Le 6 octobre, le 2e BEP accroche au sud de Bo-Sien. A 10h00 la compagnie Calixte tombe nez à nez avec un élément viet en tenue parachutiste commandé par un "déserteur" "arabe" .La réaction des légionnaires est instantanée et les viets sont culbutés par la fougue de l'assaut.
Raffalli s'installe à Bo-Sieng avec son PC. De là, il fait manoeuvrer la compagnie Lemaire et ordonne à la CIPLE de Denoix de Saint-Marc de prendre un piton boisé sur lequel un élément viet gêne considérablement les mouvements du bataillon. Les combats vont durer toute l'après-midi, mais les Vietnamiens de la CIPLE ont enfin le dernier mot. Le 2e BEP occupe les villages dominant et la piste de Khau-Vac. Un silence profond remplace le vacarme des armes : Raffalli a perdu le contact radio avec le PC du lieutenant-colonel de Rocquigny.
Celui-ci, inquiet, envoie le « 8 » à la rencontre du 2e BEP ; mais les parachutistes coloniaux sont bloqués à Tan-Kouen. Et toujours aucune liaison avec le 2e BEP. A Bo-Sieng, Raffalli s'est enterré en point d'appui et attend l'inévitable charge que ne va pas manquer de lancer le colonel Tan, commandant la 312.

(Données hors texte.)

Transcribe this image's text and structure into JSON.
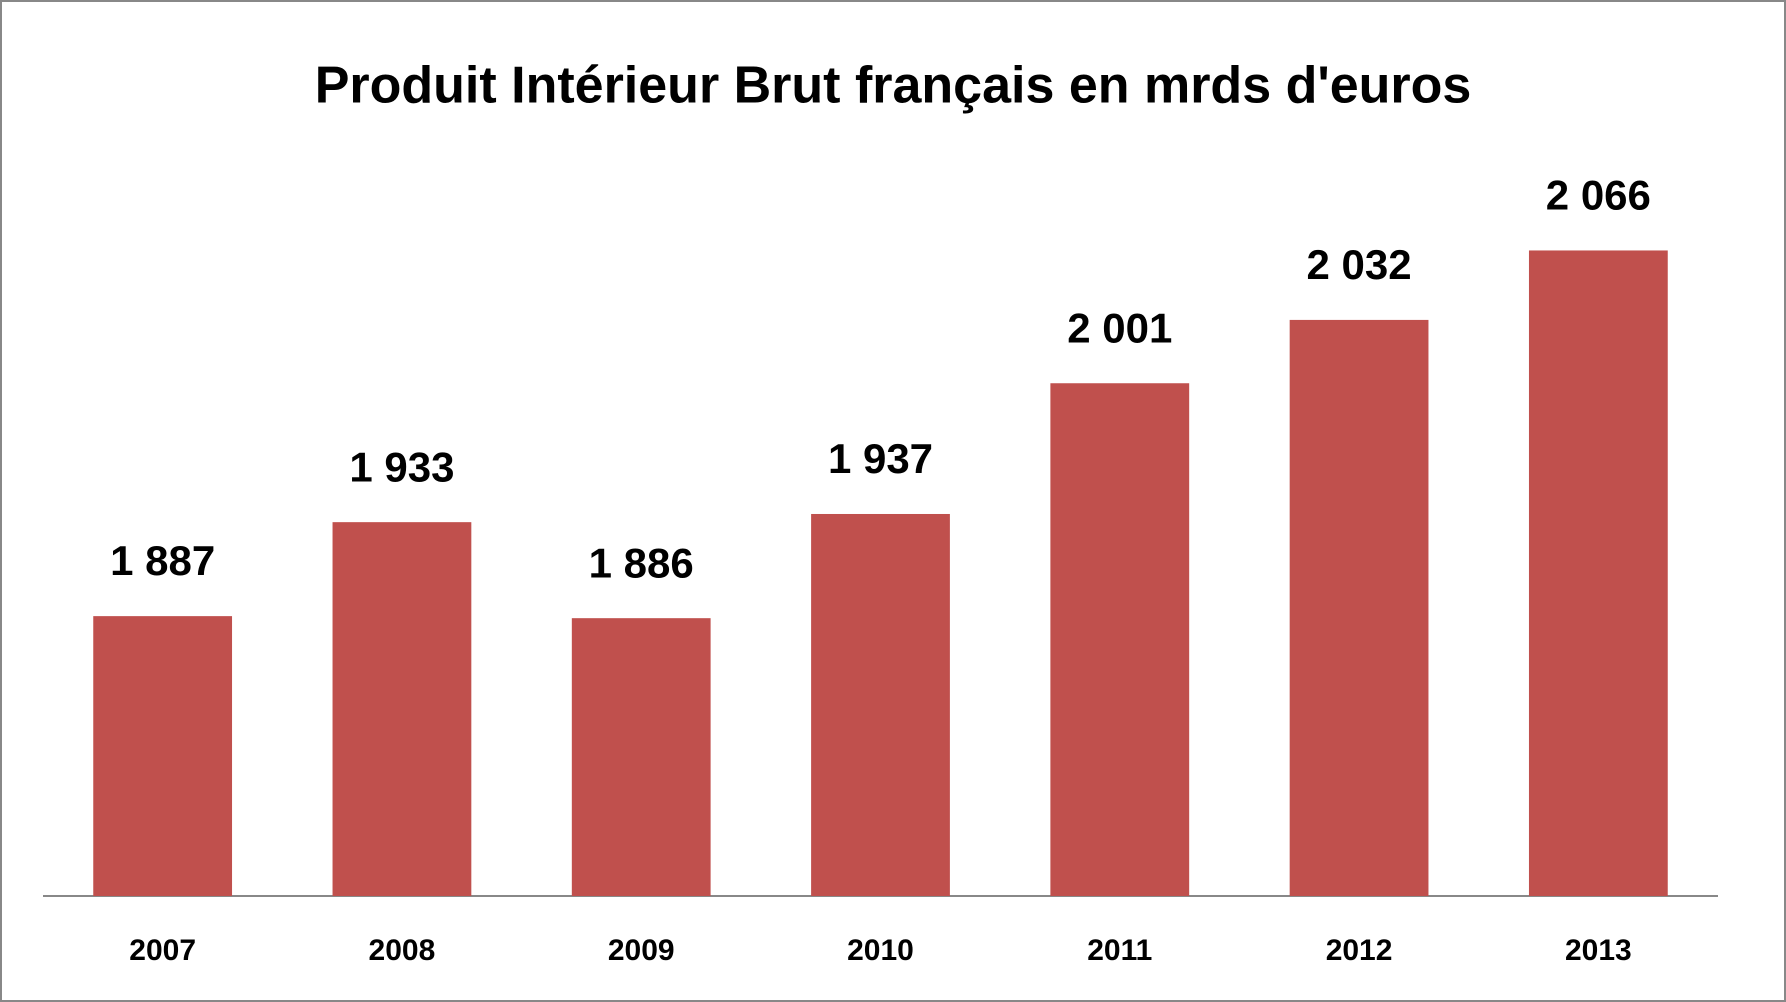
{
  "chart_data": {
    "type": "bar",
    "title": "Produit Intérieur Brut français en mrds d'euros",
    "categories": [
      "2007",
      "2008",
      "2009",
      "2010",
      "2011",
      "2012",
      "2013"
    ],
    "values": [
      1887,
      1933,
      1886,
      1937,
      2001,
      2032,
      2066
    ],
    "value_labels": [
      "1 887",
      "1 933",
      "1 886",
      "1 937",
      "2 001",
      "2 032",
      "2 066"
    ],
    "color": "#c0504d",
    "ylim": [
      1750,
      2100
    ]
  }
}
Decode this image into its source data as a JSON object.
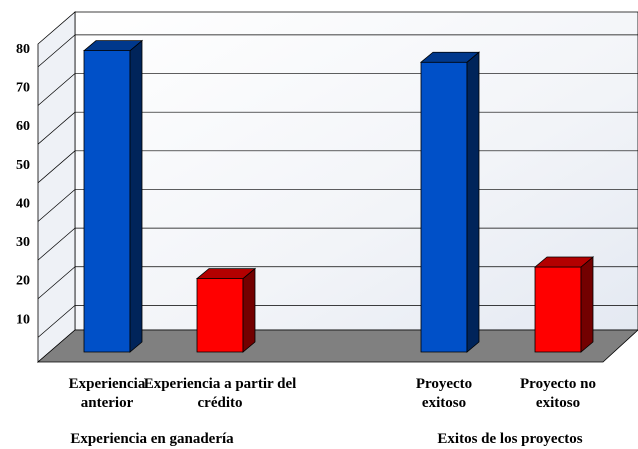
{
  "chart_data": {
    "type": "bar3d",
    "categories": [
      "Experiencia anterior",
      "Experiencia a partir del crédito",
      "Proyecto exitoso",
      "Proyecto no exitoso"
    ],
    "groups": [
      "Experiencia en ganadería",
      "Exitos de los proyectos"
    ],
    "values": [
      78,
      19,
      75,
      22
    ],
    "colors": [
      "#0050c8",
      "#ff0000",
      "#0050c8",
      "#ff0000"
    ],
    "ylim": [
      0,
      88
    ],
    "yticks": [
      10,
      20,
      30,
      40,
      50,
      60,
      70,
      80
    ],
    "grid": true
  }
}
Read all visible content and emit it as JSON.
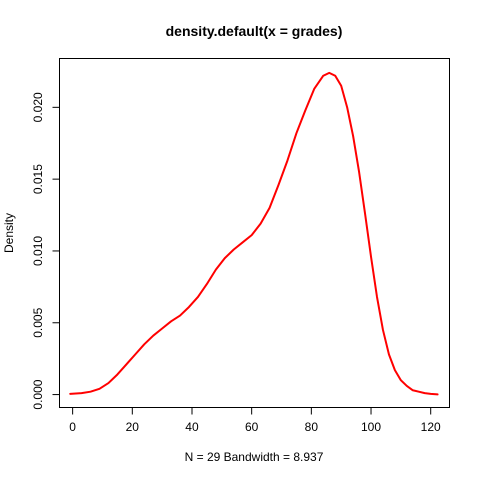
{
  "chart_data": {
    "type": "line",
    "title": "density.default(x = grades)",
    "xlabel": "N = 29   Bandwidth = 8.937",
    "ylabel": "Density",
    "xlim": [
      -4.4,
      126.3
    ],
    "ylim": [
      -0.0009,
      0.0234
    ],
    "x_ticks": [
      0,
      20,
      40,
      60,
      80,
      100,
      120
    ],
    "y_ticks": [
      0.0,
      0.005,
      0.01,
      0.015,
      0.02
    ],
    "x_tick_labels": [
      "0",
      "20",
      "40",
      "60",
      "80",
      "100",
      "120"
    ],
    "y_tick_labels": [
      "0.000",
      "0.005",
      "0.010",
      "0.015",
      "0.020"
    ],
    "grid": false,
    "series": [
      {
        "color": "#ff0000",
        "x": [
          -0.8,
          3,
          6,
          9,
          12,
          15,
          18,
          21,
          24,
          27,
          30,
          33,
          36,
          39,
          42,
          45,
          48,
          51,
          54,
          57,
          60,
          63,
          66,
          69,
          72,
          75,
          78,
          81,
          84,
          86,
          88,
          90,
          92,
          94,
          96,
          98,
          100,
          102,
          104,
          106,
          108,
          110,
          112,
          114,
          116,
          118,
          120,
          122.3
        ],
        "y": [
          5e-05,
          0.0001,
          0.0002,
          0.0004,
          0.0008,
          0.0014,
          0.0021,
          0.0028,
          0.0035,
          0.0041,
          0.0046,
          0.0051,
          0.0055,
          0.0061,
          0.0068,
          0.0077,
          0.0087,
          0.0095,
          0.0101,
          0.0106,
          0.0111,
          0.0119,
          0.013,
          0.0146,
          0.0163,
          0.0182,
          0.0198,
          0.0213,
          0.0222,
          0.0224,
          0.0222,
          0.0215,
          0.02,
          0.018,
          0.0155,
          0.0126,
          0.0096,
          0.0068,
          0.0045,
          0.0028,
          0.0017,
          0.001,
          0.0006,
          0.0003,
          0.0002,
          0.0001,
          5e-05,
          1e-05
        ]
      }
    ]
  }
}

Le correspondant de Képi Blanc a participé à ces journées des 6 et 7 octobre 1952:
La bataille est engagée dans l'après-midi du 6 et, après plusieurs assauts, les viets sont délogés de leur position dominante. Refoulés, ils reviennent toute la journée, en rang serré, au coude à coude, et cela continue toute la nuit. Les armes crachent, tuent, meurtrissent. Lorsque les munitions sont épuisées, les engagements se poursuivent à la baïonnette, au poignard, aux poings. L'ennemi donne dans le plan : il fait décimer ses plus beaux bataillons, ses brigades d'élite.

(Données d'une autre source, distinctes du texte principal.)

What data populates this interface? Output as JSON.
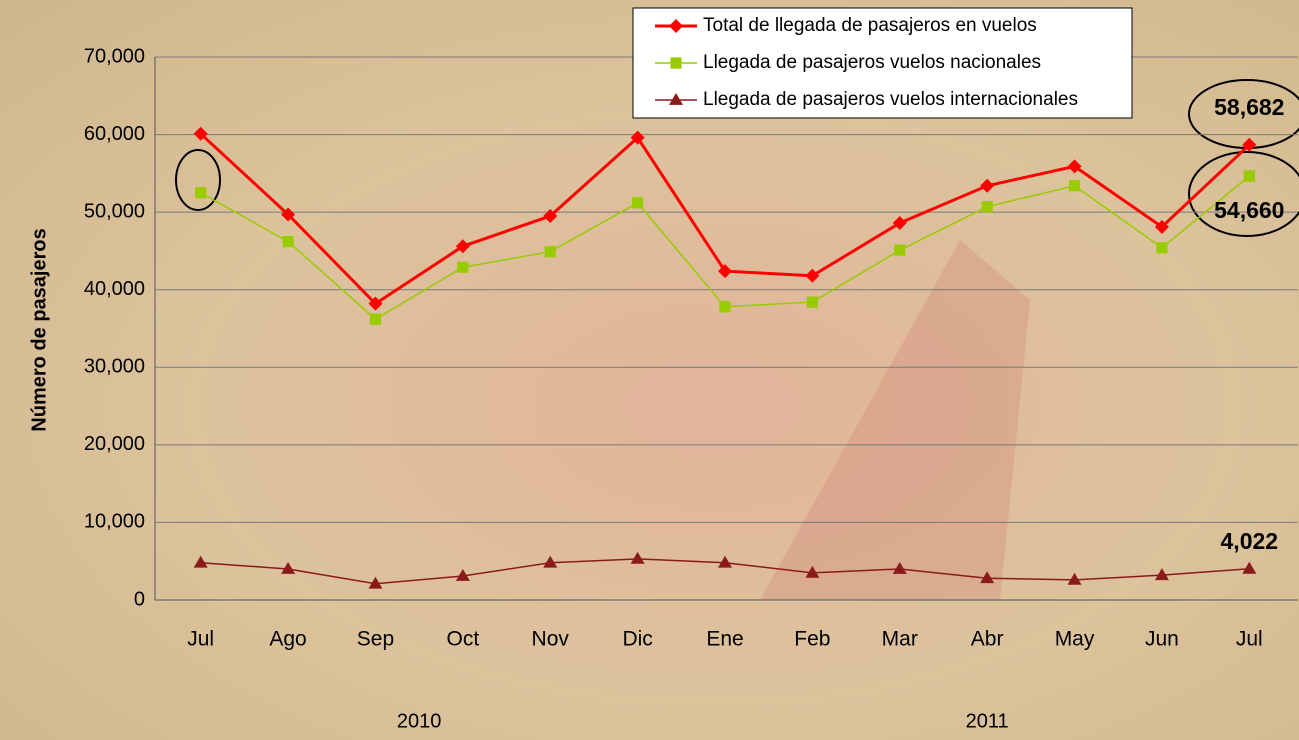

La situation est délicate. Le 2e BEP compte 26 tués ou disparus et autant de blessés, qui s'ajoutent aux pertes précédentes. Toujours sans liaison radio, le commandant Raffalli décide de décrocher vers la crête de Tin-Kouen où, croit-il l'attend le 8e BCP. A 04H30, le mouvement commence ; les blessés à qui l'on impose silence, sont brancardés sous la responsabilité du capitaine médecin Châtaigneau. Un seul SCR 300 dont l'opérateur envoie des messages en l'air, doutant de leur efficacité.Néanmoins, à 24 kilomètres de là, le transmetteur de la 15e compagnie du 8e BCP accroche un message.
« C'était inaudible ou presque » , raconte le colonel Bénazé, alors lieutenant commandant la 15e compagnie, haché et couvert par un feu violent nourri et très proche. Il fallait faire répéter plus de dix fois le même mot, pour saisir tout le sens d'un dialogue émouvant et tragique. La réception du message a bien duré vingt minutes. Une liaison très exceptionnelle pour un poste SCR 300.

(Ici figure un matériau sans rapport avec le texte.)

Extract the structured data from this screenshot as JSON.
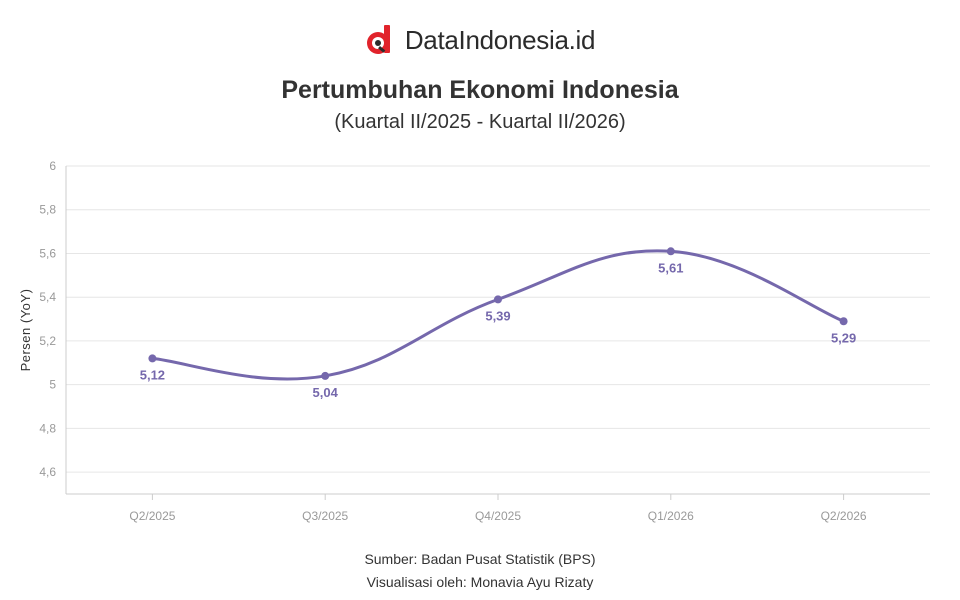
{
  "brand": {
    "name": "DataIndonesia.id",
    "logo_icon": "dataindonesia-logo-icon",
    "logo_colors": {
      "red": "#e1232b",
      "dark": "#2b2b2b"
    }
  },
  "header": {
    "title": "Pertumbuhan Ekonomi Indonesia",
    "subtitle": "(Kuartal II/2025 - Kuartal II/2026)"
  },
  "footer": {
    "source": "Sumber: Badan Pusat Statistik (BPS)",
    "credit": "Visualisasi oleh: Monavia Ayu Rizaty"
  },
  "chart_data": {
    "type": "line",
    "title": "Pertumbuhan Ekonomi Indonesia",
    "subtitle": "(Kuartal II/2025 - Kuartal II/2026)",
    "xlabel": "",
    "ylabel": "Persen (YoY)",
    "categories": [
      "Q2/2025",
      "Q3/2025",
      "Q4/2025",
      "Q1/2026",
      "Q2/2026"
    ],
    "series": [
      {
        "values": [
          5.12,
          5.04,
          5.39,
          5.61,
          5.29
        ]
      }
    ],
    "data_labels": [
      "5,12",
      "5,04",
      "5,39",
      "5,61",
      "5,29"
    ],
    "yticks": [
      4.6,
      4.8,
      5,
      5.2,
      5.4,
      5.6,
      5.8,
      6
    ],
    "ytick_labels": [
      "4,6",
      "4,8",
      "5",
      "5,2",
      "5,4",
      "5,6",
      "5,8",
      "6"
    ],
    "ylim": [
      4.5,
      6
    ],
    "grid": true,
    "smooth": true,
    "legend": "none",
    "colors": {
      "line": "#7568ac",
      "grid": "#e6e6e6",
      "axis": "#cccccc",
      "tick_text": "#999999"
    }
  }
}
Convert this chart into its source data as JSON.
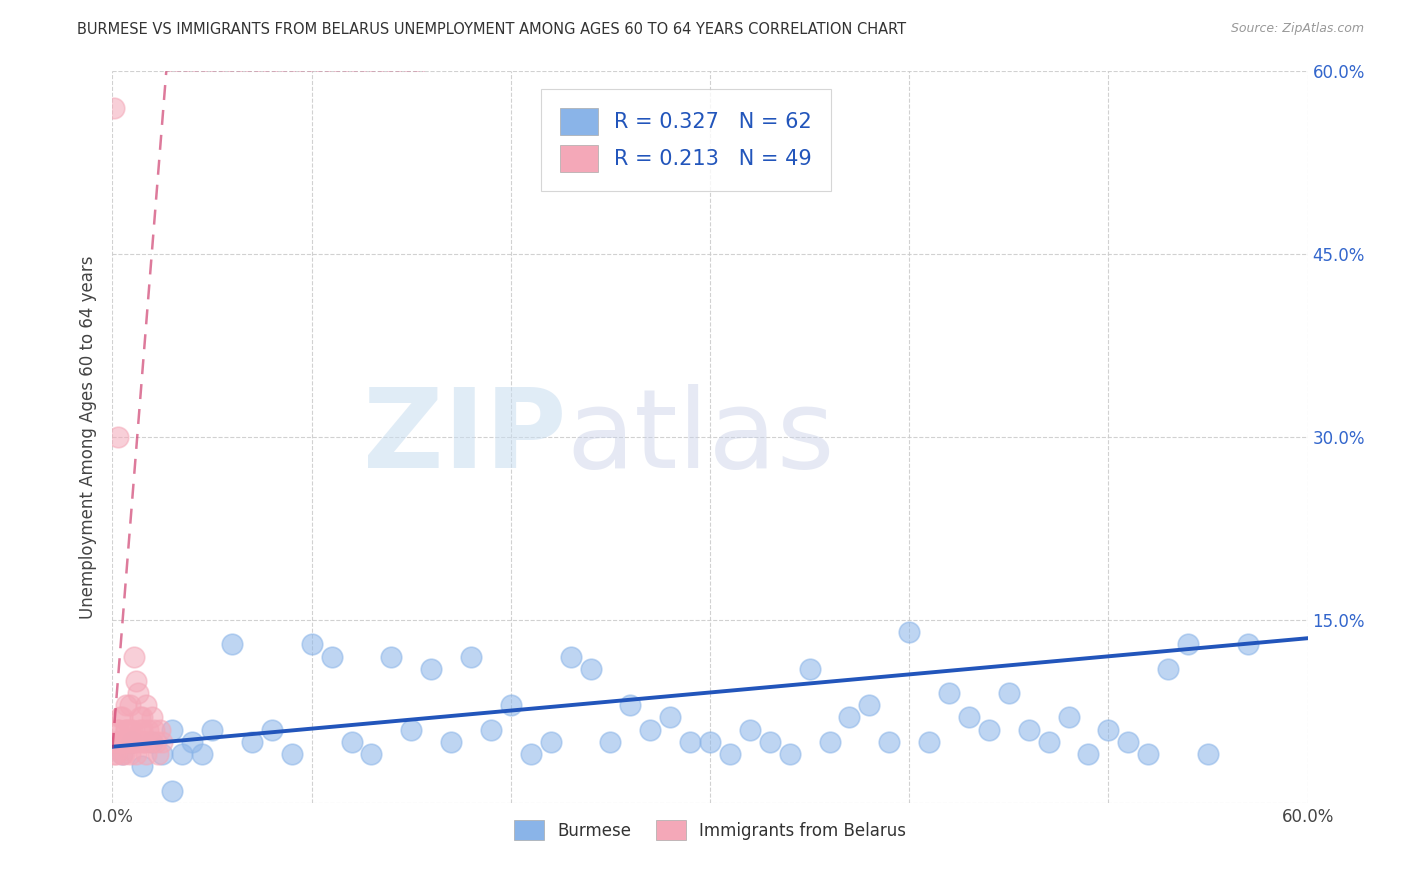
{
  "title": "BURMESE VS IMMIGRANTS FROM BELARUS UNEMPLOYMENT AMONG AGES 60 TO 64 YEARS CORRELATION CHART",
  "source": "Source: ZipAtlas.com",
  "ylabel": "Unemployment Among Ages 60 to 64 years",
  "xlim": [
    0,
    0.6
  ],
  "ylim": [
    0,
    0.6
  ],
  "xtick_positions": [
    0.0,
    0.1,
    0.2,
    0.3,
    0.4,
    0.5,
    0.6
  ],
  "xtick_labels": [
    "0.0%",
    "",
    "",
    "",
    "",
    "",
    "60.0%"
  ],
  "ytick_positions": [
    0.0,
    0.15,
    0.3,
    0.45,
    0.6
  ],
  "ytick_labels_right": [
    "",
    "15.0%",
    "30.0%",
    "45.0%",
    "60.0%"
  ],
  "legend_blue_R": "0.327",
  "legend_blue_N": "62",
  "legend_pink_R": "0.213",
  "legend_pink_N": "49",
  "legend_blue_label": "Burmese",
  "legend_pink_label": "Immigrants from Belarus",
  "blue_color": "#8ab4e8",
  "pink_color": "#f4a8b8",
  "trend_blue_color": "#2255bb",
  "trend_pink_color": "#cc3366",
  "blue_scatter_x": [
    0.005,
    0.01,
    0.015,
    0.02,
    0.025,
    0.03,
    0.035,
    0.04,
    0.045,
    0.05,
    0.06,
    0.07,
    0.08,
    0.09,
    0.1,
    0.11,
    0.12,
    0.13,
    0.14,
    0.15,
    0.16,
    0.17,
    0.18,
    0.19,
    0.2,
    0.21,
    0.22,
    0.23,
    0.24,
    0.25,
    0.26,
    0.27,
    0.28,
    0.29,
    0.3,
    0.31,
    0.32,
    0.33,
    0.34,
    0.35,
    0.36,
    0.37,
    0.38,
    0.39,
    0.4,
    0.41,
    0.42,
    0.43,
    0.44,
    0.45,
    0.46,
    0.47,
    0.48,
    0.49,
    0.5,
    0.51,
    0.52,
    0.53,
    0.54,
    0.55,
    0.57,
    0.03
  ],
  "blue_scatter_y": [
    0.04,
    0.05,
    0.03,
    0.05,
    0.04,
    0.06,
    0.04,
    0.05,
    0.04,
    0.06,
    0.13,
    0.05,
    0.06,
    0.04,
    0.13,
    0.12,
    0.05,
    0.04,
    0.12,
    0.06,
    0.11,
    0.05,
    0.12,
    0.06,
    0.08,
    0.04,
    0.05,
    0.12,
    0.11,
    0.05,
    0.08,
    0.06,
    0.07,
    0.05,
    0.05,
    0.04,
    0.06,
    0.05,
    0.04,
    0.11,
    0.05,
    0.07,
    0.08,
    0.05,
    0.14,
    0.05,
    0.09,
    0.07,
    0.06,
    0.09,
    0.06,
    0.05,
    0.07,
    0.04,
    0.06,
    0.05,
    0.04,
    0.11,
    0.13,
    0.04,
    0.13,
    0.01
  ],
  "pink_scatter_x": [
    0.001,
    0.002,
    0.003,
    0.004,
    0.005,
    0.005,
    0.006,
    0.007,
    0.008,
    0.009,
    0.01,
    0.011,
    0.012,
    0.013,
    0.014,
    0.015,
    0.016,
    0.017,
    0.018,
    0.019,
    0.02,
    0.021,
    0.022,
    0.023,
    0.024,
    0.025,
    0.001,
    0.002,
    0.003,
    0.004,
    0.005,
    0.006,
    0.007,
    0.008,
    0.009,
    0.01,
    0.011,
    0.012,
    0.013,
    0.014,
    0.015,
    0.016,
    0.017,
    0.003,
    0.005,
    0.007,
    0.009,
    0.002,
    0.004
  ],
  "pink_scatter_y": [
    0.04,
    0.05,
    0.06,
    0.05,
    0.04,
    0.07,
    0.05,
    0.06,
    0.05,
    0.08,
    0.05,
    0.12,
    0.1,
    0.09,
    0.06,
    0.07,
    0.05,
    0.08,
    0.06,
    0.05,
    0.07,
    0.06,
    0.05,
    0.04,
    0.06,
    0.05,
    0.57,
    0.05,
    0.06,
    0.07,
    0.05,
    0.04,
    0.06,
    0.05,
    0.04,
    0.06,
    0.05,
    0.04,
    0.05,
    0.07,
    0.06,
    0.05,
    0.04,
    0.3,
    0.05,
    0.08,
    0.06,
    0.04,
    0.05
  ],
  "pink_trendline_x0": 0.0,
  "pink_trendline_y0": 0.045,
  "pink_trendline_x1": 0.027,
  "pink_trendline_y1": 0.6,
  "blue_trendline_x0": 0.0,
  "blue_trendline_y0": 0.046,
  "blue_trendline_x1": 0.6,
  "blue_trendline_y1": 0.135
}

Ayant situé le 8e BPC, les légionnaires décrochent en silence et, après avoir traversé un ancien bivouac viet, le 2e BEP descend dans une gorge où coule la Nam-Muoï avec ses blessés.
Malgré les difficultés du terrain, les premiers éléments du bataillon entament l'ascension d'une crête qui domine : à l'est, la piste de Khau-Vac : à l'ouest, la vallée de la Ni-Minh. La liaison radio miraculeuse confirme que le 8e BPC est installé en recueil sur la 405. Les vallées sont tenues par les viets et le 2e BEP est à cheval sur une crête au milieu d'eux.
Malgré les bo-doïs à qui il faut donner l'assaut pour se dégager, malgré les pentes escarpées et argileuses où les hommes s'accrochent aux bambous, malgré les layons qu'il faut ouvrir au coupe-coupe pour faire passer les brancards, malgré la pluie, le bataillon atteint la 405. II lui aura fallu deux jours pour rejoindre les paras de Rocquigny qui annoncera à Raffalli le retentissant succès de Nghia-Lo.